J. Crew Group Inc.’s deepening fight over the rights to its intellectual property may have some lenders up in arms, but other retailers could be taking notes.
J. Crew has found itself in an increasingly messy debt situation — fighting in court with a group of $1.5 billion term loan lenders over who gets to do what with a majority of the retailer’s IP assets worth $250 million. But messiness aside, the company’s move to get its IP out of lender reach could signal possibility for other distressed brands with few tangible assets.
In a research note on the collateral drain posed by moving IP assets into unrestricted subsidiaries, which are often allowed in loan agreements to let debtors continue to invest in new business, Fitch Ratings mentioned Neiman Marcus as one retailer that could also use this “tactic” as it looks to reorganize its debt.
Going forward, Fitch will be “increasingly focused” on contract terms surrounding unrestricted subsidiaries, saying J. Crew’s move “illustrates how their intended use has changed.”

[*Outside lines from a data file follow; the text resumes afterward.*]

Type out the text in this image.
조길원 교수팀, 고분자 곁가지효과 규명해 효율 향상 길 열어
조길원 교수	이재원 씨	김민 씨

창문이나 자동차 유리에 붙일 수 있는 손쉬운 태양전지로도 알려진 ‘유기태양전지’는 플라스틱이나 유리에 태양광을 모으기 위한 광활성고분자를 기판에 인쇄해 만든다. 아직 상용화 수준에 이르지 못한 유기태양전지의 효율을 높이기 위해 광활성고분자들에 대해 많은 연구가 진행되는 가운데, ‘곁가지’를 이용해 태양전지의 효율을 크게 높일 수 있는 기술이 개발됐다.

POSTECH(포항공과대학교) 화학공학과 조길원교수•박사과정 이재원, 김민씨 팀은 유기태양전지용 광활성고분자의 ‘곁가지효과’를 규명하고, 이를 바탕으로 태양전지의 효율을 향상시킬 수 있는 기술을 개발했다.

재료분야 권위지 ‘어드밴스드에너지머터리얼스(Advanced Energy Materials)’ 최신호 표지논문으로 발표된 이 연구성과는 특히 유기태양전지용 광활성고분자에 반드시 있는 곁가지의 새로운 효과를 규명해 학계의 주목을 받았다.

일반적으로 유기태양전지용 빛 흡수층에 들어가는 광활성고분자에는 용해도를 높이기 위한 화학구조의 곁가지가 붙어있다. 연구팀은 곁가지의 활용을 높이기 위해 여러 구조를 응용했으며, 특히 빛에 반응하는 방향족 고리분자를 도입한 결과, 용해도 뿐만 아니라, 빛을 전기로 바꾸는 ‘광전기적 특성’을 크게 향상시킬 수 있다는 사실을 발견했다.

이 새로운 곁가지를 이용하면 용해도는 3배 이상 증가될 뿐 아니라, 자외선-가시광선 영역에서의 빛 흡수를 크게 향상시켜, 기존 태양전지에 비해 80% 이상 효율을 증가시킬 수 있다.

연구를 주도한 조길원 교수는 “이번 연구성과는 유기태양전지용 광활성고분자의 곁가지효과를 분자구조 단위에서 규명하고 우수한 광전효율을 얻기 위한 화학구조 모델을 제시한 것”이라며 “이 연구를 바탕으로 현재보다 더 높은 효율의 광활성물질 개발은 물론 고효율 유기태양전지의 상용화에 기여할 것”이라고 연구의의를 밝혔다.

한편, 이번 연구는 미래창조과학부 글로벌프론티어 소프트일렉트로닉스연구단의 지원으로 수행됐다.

“Borrowers typically look to use the collateral as leverage in negotiating a distressed debt exchange with junior lenders once the collateral has been streamed away from the secured lenders,” Fitch noted.
That’s how it’s started with J. Crew, which in March proposed a distressed exchange with a separate lender group holding $500 million in PIK notes with the now-separate IP assets offered as security.
Although the retailer and its PIK note holders have been going back and forth over the terms of the exchange, it has yet to be finalized, according to filings with the Securities and Exchange Commission.
Neiman’s is also under a heavy debt that by some estimates currently exceeds that value of its underlying business, and while it has already put itself up for sale, it could make a financing move while it waits on a deal.
Hudson’s Bay is thought be the frontrunner for Neiman’s, but the length of any negotiating process, which likely started in mid-March, was expected to take only four to six weeks.